All this means that texting has not only affected dating; it has also changed our expectations regarding communication in relationships.
Since it’s so easy to blast off a message to the person you’re seeing, it has for most people become an expected element of their daily partnership.
Let’s say you and the man you’re seeing have a habit of texting throughout the day.
If one afternoon you don’t hear from him for several hours longer than you’re used to, then you may start to wonder if something is wrong, or wonder what he’s doing, or who he’s with.
Has something bad happened, or is he hiding something?
This need for constant connection can be lethal to a relationship, which is why it’s crucial that you know when and how to text your man, whether he’s a long-term partner or a new date.
The idea of texting has changed that way we look at relationships in the modern era.
Sure, we may connect with others more over text than we would without it, but when it comes to relationships, remember this: in the days of carrier pigeons, lovers were satisfied receiving word from one another every few months, and survived just fine.
You really don’t need to be texting him every few hours . . .
Also when couples—brand new or long-term—get into the habit of having all of their conversations via text, problems are bound to arise for two major reasons.

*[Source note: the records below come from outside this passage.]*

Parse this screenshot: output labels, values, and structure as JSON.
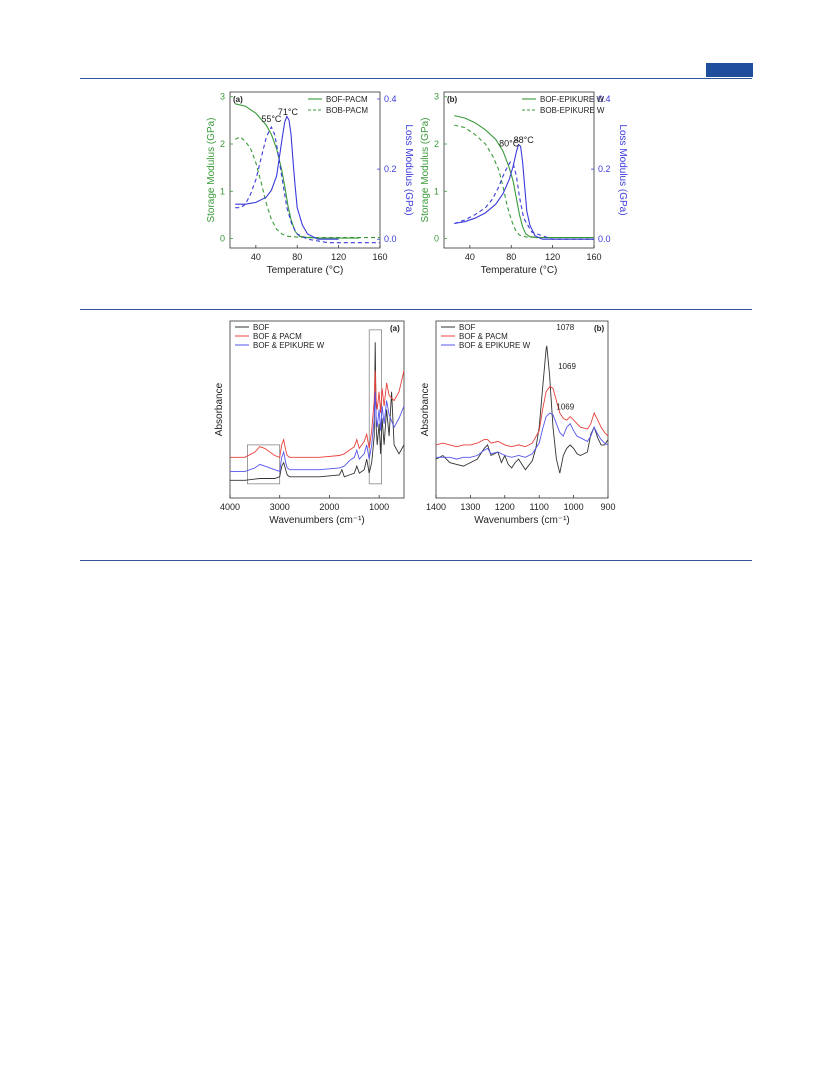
{
  "dma": [
    {
      "panel_label": "(a)",
      "type": "line",
      "xlabel": "Temperature (°C)",
      "ylabel_left": "Storage Modulus (GPa)",
      "ylabel_right": "Loss Modulus (GPa)",
      "xlim": [
        15,
        160
      ],
      "ylim_left": [
        -0.2,
        3.1
      ],
      "ylim_right": [
        -0.025,
        0.42
      ],
      "xticks": [
        40,
        80,
        120,
        160
      ],
      "yticks_left": [
        0,
        1,
        2,
        3
      ],
      "yticks_right": [
        0.0,
        0.2,
        0.4
      ],
      "legend": [
        "BOF-PACM",
        "BOB-PACM"
      ],
      "annotations": [
        {
          "text": "55°C",
          "x": 55,
          "y": 0.335
        },
        {
          "text": "71°C",
          "x": 71,
          "y": 0.355
        }
      ],
      "series": [
        {
          "name": "BOF-PACM",
          "axis": "left",
          "style": "solid",
          "color": "#3a9a3a",
          "x": [
            20,
            30,
            40,
            50,
            55,
            60,
            65,
            68,
            71,
            74,
            78,
            82,
            90,
            100,
            120,
            140
          ],
          "y": [
            2.85,
            2.8,
            2.65,
            2.4,
            2.2,
            1.9,
            1.45,
            1.1,
            0.7,
            0.4,
            0.15,
            0.05,
            0.02,
            0.01,
            0.01,
            0.01
          ]
        },
        {
          "name": "BOB-PACM",
          "axis": "left",
          "style": "dashed",
          "color": "#3a9a3a",
          "x": [
            20,
            25,
            30,
            35,
            40,
            45,
            50,
            55,
            60,
            65,
            70,
            80,
            100,
            130,
            160
          ],
          "y": [
            2.1,
            2.15,
            2.05,
            1.9,
            1.6,
            1.2,
            0.75,
            0.4,
            0.2,
            0.1,
            0.05,
            0.03,
            0.02,
            0.02,
            0.02
          ]
        },
        {
          "name": "BOF-PACM loss",
          "axis": "right",
          "style": "solid",
          "color": "#3b3bdb",
          "x": [
            20,
            30,
            40,
            50,
            55,
            60,
            63,
            66,
            68,
            70,
            72,
            74,
            76,
            78,
            80,
            85,
            90,
            100,
            110,
            120
          ],
          "y": [
            0.1,
            0.1,
            0.105,
            0.12,
            0.14,
            0.18,
            0.24,
            0.3,
            0.335,
            0.35,
            0.34,
            0.3,
            0.22,
            0.15,
            0.09,
            0.04,
            0.015,
            0.0,
            0.0,
            0.0
          ]
        },
        {
          "name": "BOB-PACM loss",
          "axis": "right",
          "style": "dashed",
          "color": "#3b3bdb",
          "x": [
            20,
            25,
            30,
            35,
            40,
            45,
            50,
            53,
            55,
            58,
            60,
            65,
            70,
            75,
            80,
            90,
            110,
            140,
            160
          ],
          "y": [
            0.09,
            0.09,
            0.1,
            0.13,
            0.17,
            0.23,
            0.29,
            0.31,
            0.32,
            0.3,
            0.27,
            0.18,
            0.09,
            0.04,
            0.015,
            0.0,
            -0.01,
            -0.01,
            -0.01
          ]
        }
      ]
    },
    {
      "panel_label": "(b)",
      "type": "line",
      "xlabel": "Temperature (°C)",
      "ylabel_left": "Storage Modulus (GPa)",
      "ylabel_right": "Loss Modulus (GPa)",
      "xlim": [
        15,
        160
      ],
      "ylim_left": [
        -0.2,
        3.1
      ],
      "ylim_right": [
        -0.025,
        0.42
      ],
      "xticks": [
        40,
        80,
        120,
        160
      ],
      "yticks_left": [
        0,
        1,
        2,
        3
      ],
      "yticks_right": [
        0.0,
        0.2,
        0.4
      ],
      "legend": [
        "BOF-EPIKURE W",
        "BOB-EPIKURE W"
      ],
      "annotations": [
        {
          "text": "80°C",
          "x": 78,
          "y": 0.265
        },
        {
          "text": "88°C",
          "x": 92,
          "y": 0.275
        }
      ],
      "series": [
        {
          "name": "BOF-EPIKURE W",
          "axis": "left",
          "style": "solid",
          "color": "#3a9a3a",
          "x": [
            25,
            35,
            45,
            55,
            65,
            72,
            78,
            82,
            85,
            88,
            91,
            94,
            98,
            105,
            120,
            160
          ],
          "y": [
            2.6,
            2.55,
            2.45,
            2.3,
            2.1,
            1.85,
            1.5,
            1.2,
            0.85,
            0.5,
            0.25,
            0.1,
            0.04,
            0.02,
            0.02,
            0.02
          ]
        },
        {
          "name": "BOB-EPIKURE W",
          "axis": "left",
          "style": "dashed",
          "color": "#3a9a3a",
          "x": [
            25,
            35,
            45,
            55,
            62,
            68,
            72,
            76,
            80,
            84,
            88,
            95,
            110,
            160
          ],
          "y": [
            2.4,
            2.35,
            2.2,
            2.0,
            1.75,
            1.45,
            1.1,
            0.7,
            0.4,
            0.18,
            0.07,
            0.03,
            0.02,
            0.02
          ]
        },
        {
          "name": "BOF-EPIKURE W loss",
          "axis": "right",
          "style": "solid",
          "color": "#3b3bdb",
          "x": [
            25,
            35,
            45,
            55,
            65,
            72,
            78,
            82,
            85,
            87,
            89,
            91,
            93,
            95,
            98,
            103,
            110,
            130,
            160
          ],
          "y": [
            0.045,
            0.05,
            0.06,
            0.075,
            0.1,
            0.13,
            0.17,
            0.21,
            0.25,
            0.27,
            0.265,
            0.22,
            0.15,
            0.08,
            0.04,
            0.01,
            0.0,
            0.0,
            0.0
          ]
        },
        {
          "name": "BOB-EPIKURE W loss",
          "axis": "right",
          "style": "dashed",
          "color": "#3b3bdb",
          "x": [
            25,
            35,
            45,
            55,
            62,
            68,
            72,
            76,
            79,
            82,
            85,
            88,
            92,
            100,
            120,
            160
          ],
          "y": [
            0.045,
            0.055,
            0.07,
            0.09,
            0.115,
            0.15,
            0.18,
            0.205,
            0.22,
            0.215,
            0.18,
            0.12,
            0.06,
            0.02,
            0.0,
            0.0
          ]
        }
      ]
    }
  ],
  "ftir": [
    {
      "panel_label": "(a)",
      "type": "line",
      "xlabel": "Wavenumbers (cm⁻¹)",
      "ylabel": "Absorbance",
      "xlim": [
        4000,
        500
      ],
      "ylim": [
        0,
        100
      ],
      "xticks": [
        4000,
        3000,
        2000,
        1000
      ],
      "legend": [
        "BOF",
        "BOF & PACM",
        "BOF & EPIKURE W"
      ],
      "boxes": [
        {
          "x0": 3650,
          "x1": 3000,
          "y0": 8,
          "y1": 30
        },
        {
          "x0": 1200,
          "x1": 950,
          "y0": 8,
          "y1": 95
        }
      ],
      "series": [
        {
          "name": "BOF",
          "color": "#333333",
          "x": [
            4000,
            3700,
            3400,
            3100,
            3000,
            2960,
            2920,
            2880,
            2850,
            2800,
            2600,
            2200,
            1800,
            1750,
            1700,
            1600,
            1500,
            1450,
            1400,
            1300,
            1250,
            1200,
            1150,
            1100,
            1080,
            1060,
            1040,
            1000,
            970,
            940,
            900,
            850,
            800,
            750,
            700,
            600,
            500
          ],
          "y": [
            10,
            10,
            11,
            11,
            12,
            18,
            20,
            16,
            13,
            12,
            12,
            12,
            13,
            16,
            12,
            13,
            14,
            18,
            14,
            16,
            22,
            14,
            20,
            35,
            88,
            40,
            30,
            42,
            25,
            45,
            30,
            50,
            35,
            60,
            30,
            25,
            30
          ]
        },
        {
          "name": "BOF & PACM",
          "color": "#e8403a",
          "x": [
            4000,
            3700,
            3500,
            3400,
            3300,
            3100,
            3000,
            2960,
            2920,
            2880,
            2850,
            2800,
            2600,
            2200,
            1800,
            1700,
            1600,
            1500,
            1450,
            1400,
            1300,
            1250,
            1200,
            1150,
            1100,
            1080,
            1060,
            1040,
            1000,
            970,
            940,
            900,
            850,
            800,
            700,
            600,
            500
          ],
          "y": [
            23,
            23,
            26,
            29,
            28,
            24,
            23,
            30,
            33,
            27,
            24,
            23,
            23,
            23,
            24,
            25,
            27,
            29,
            33,
            28,
            32,
            36,
            28,
            38,
            55,
            72,
            55,
            50,
            60,
            48,
            62,
            52,
            65,
            58,
            55,
            60,
            72
          ]
        },
        {
          "name": "BOF & EPIKURE W",
          "color": "#5555ee",
          "x": [
            4000,
            3700,
            3500,
            3400,
            3300,
            3100,
            3000,
            2960,
            2920,
            2880,
            2850,
            2800,
            2600,
            2200,
            1800,
            1700,
            1600,
            1500,
            1450,
            1400,
            1300,
            1250,
            1200,
            1150,
            1100,
            1080,
            1060,
            1040,
            1000,
            970,
            940,
            900,
            850,
            800,
            700,
            600,
            500
          ],
          "y": [
            15,
            15,
            17,
            19,
            18,
            16,
            15,
            23,
            26,
            20,
            17,
            16,
            16,
            16,
            17,
            18,
            21,
            23,
            27,
            22,
            25,
            30,
            22,
            30,
            45,
            60,
            45,
            40,
            50,
            38,
            52,
            42,
            55,
            47,
            40,
            45,
            52
          ]
        }
      ]
    },
    {
      "panel_label": "(b)",
      "type": "line",
      "xlabel": "Wavenumbers (cm⁻¹)",
      "ylabel": "Absorbance",
      "xlim": [
        1400,
        900
      ],
      "ylim": [
        0,
        100
      ],
      "xticks": [
        1400,
        1300,
        1200,
        1100,
        1000,
        900
      ],
      "legend": [
        "BOF",
        "BOF & PACM",
        "BOF & EPIKURE W"
      ],
      "annotations": [
        {
          "text": "1078",
          "x": 1050,
          "y": 95
        },
        {
          "text": "1069",
          "x": 1045,
          "y": 73
        },
        {
          "text": "1069",
          "x": 1050,
          "y": 50
        }
      ],
      "series": [
        {
          "name": "BOF",
          "color": "#333333",
          "x": [
            1400,
            1380,
            1360,
            1340,
            1320,
            1300,
            1280,
            1260,
            1250,
            1240,
            1220,
            1210,
            1200,
            1190,
            1180,
            1170,
            1160,
            1140,
            1120,
            1110,
            1100,
            1090,
            1080,
            1078,
            1070,
            1060,
            1050,
            1040,
            1030,
            1020,
            1010,
            1000,
            990,
            980,
            960,
            950,
            940,
            930,
            920,
            910,
            900
          ],
          "y": [
            22,
            24,
            20,
            19,
            18,
            20,
            22,
            28,
            30,
            24,
            26,
            20,
            24,
            19,
            17,
            20,
            22,
            16,
            21,
            28,
            40,
            62,
            84,
            86,
            70,
            40,
            22,
            14,
            24,
            28,
            30,
            28,
            25,
            24,
            26,
            36,
            40,
            34,
            30,
            30,
            33
          ]
        },
        {
          "name": "BOF & PACM",
          "color": "#e8403a",
          "x": [
            1400,
            1380,
            1360,
            1340,
            1320,
            1300,
            1280,
            1260,
            1250,
            1240,
            1220,
            1200,
            1180,
            1160,
            1140,
            1120,
            1100,
            1090,
            1080,
            1069,
            1060,
            1050,
            1040,
            1030,
            1020,
            1010,
            1000,
            990,
            980,
            960,
            950,
            940,
            930,
            920,
            910,
            900
          ],
          "y": [
            30,
            31,
            30,
            29,
            30,
            30,
            31,
            33,
            33,
            31,
            32,
            30,
            29,
            30,
            29,
            31,
            38,
            50,
            60,
            63,
            62,
            55,
            48,
            45,
            44,
            46,
            44,
            42,
            40,
            39,
            42,
            48,
            44,
            40,
            37,
            35
          ]
        },
        {
          "name": "BOF & EPIKURE W",
          "color": "#5555ee",
          "x": [
            1400,
            1380,
            1360,
            1340,
            1320,
            1300,
            1280,
            1260,
            1250,
            1240,
            1220,
            1200,
            1180,
            1160,
            1140,
            1120,
            1100,
            1090,
            1080,
            1069,
            1060,
            1050,
            1040,
            1030,
            1020,
            1010,
            1000,
            990,
            980,
            960,
            950,
            940,
            930,
            920,
            910,
            900
          ],
          "y": [
            23,
            23,
            23,
            22,
            23,
            23,
            24,
            27,
            28,
            25,
            26,
            24,
            23,
            24,
            23,
            25,
            31,
            39,
            46,
            48,
            47,
            42,
            37,
            35,
            40,
            42,
            38,
            35,
            34,
            32,
            35,
            40,
            36,
            33,
            31,
            30
          ]
        }
      ]
    }
  ]
}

First, because it’s practically impossible, not to mention time consuming, to clearly communicate complex feelings and issues through text messages.
Second, because texts are just words on a screen, left to be interpreted by the person on the receiving end who comes to the reading with any number of biases, insecurities, or expectations.
In other words, they lack a sense of your tone. In fact, I’d actually go so far as saying that texting is less about the words you see and more about the feelings you get when you’re reading them
Before hitting send on any text message, it’s important that you ask yourself whether or not what you are trying to communicate is coming across clearly, and if there’s any way that what you’re sending could be taken out of context.
Keeping your messages short and following up with a call should they grow longer or more complex is a helpful trick for this.
The less you write, the less chance there is that he will misinterpret what you are saying.
Also, avoid using words like “sure,” “fine,” “whatever,” or even “I don’t know.” These may sound innocent to you, but if read in the wrong tone they can seem dismissive and be detrimental to your relationship.
The key here is to send texts that are straightforward and clear, and to not use the medium when feelings are high or your relationship is at stake.
When it comes to dating, texting can be an amazing means for building a bond with a new or potential suitor. When done correctly, it can even ignite a spark that turns into a passionate partnership.
In a relationship, it can be a great way to be playful, flirty, or loving when you’re separated during the day or the workweek.
In order to ensure you’re successful, though, you’re going to need to understand how men communicate— and specifically, how they text.
I hope you loved reading this brief article on the concept of texting in relationships in the modern era.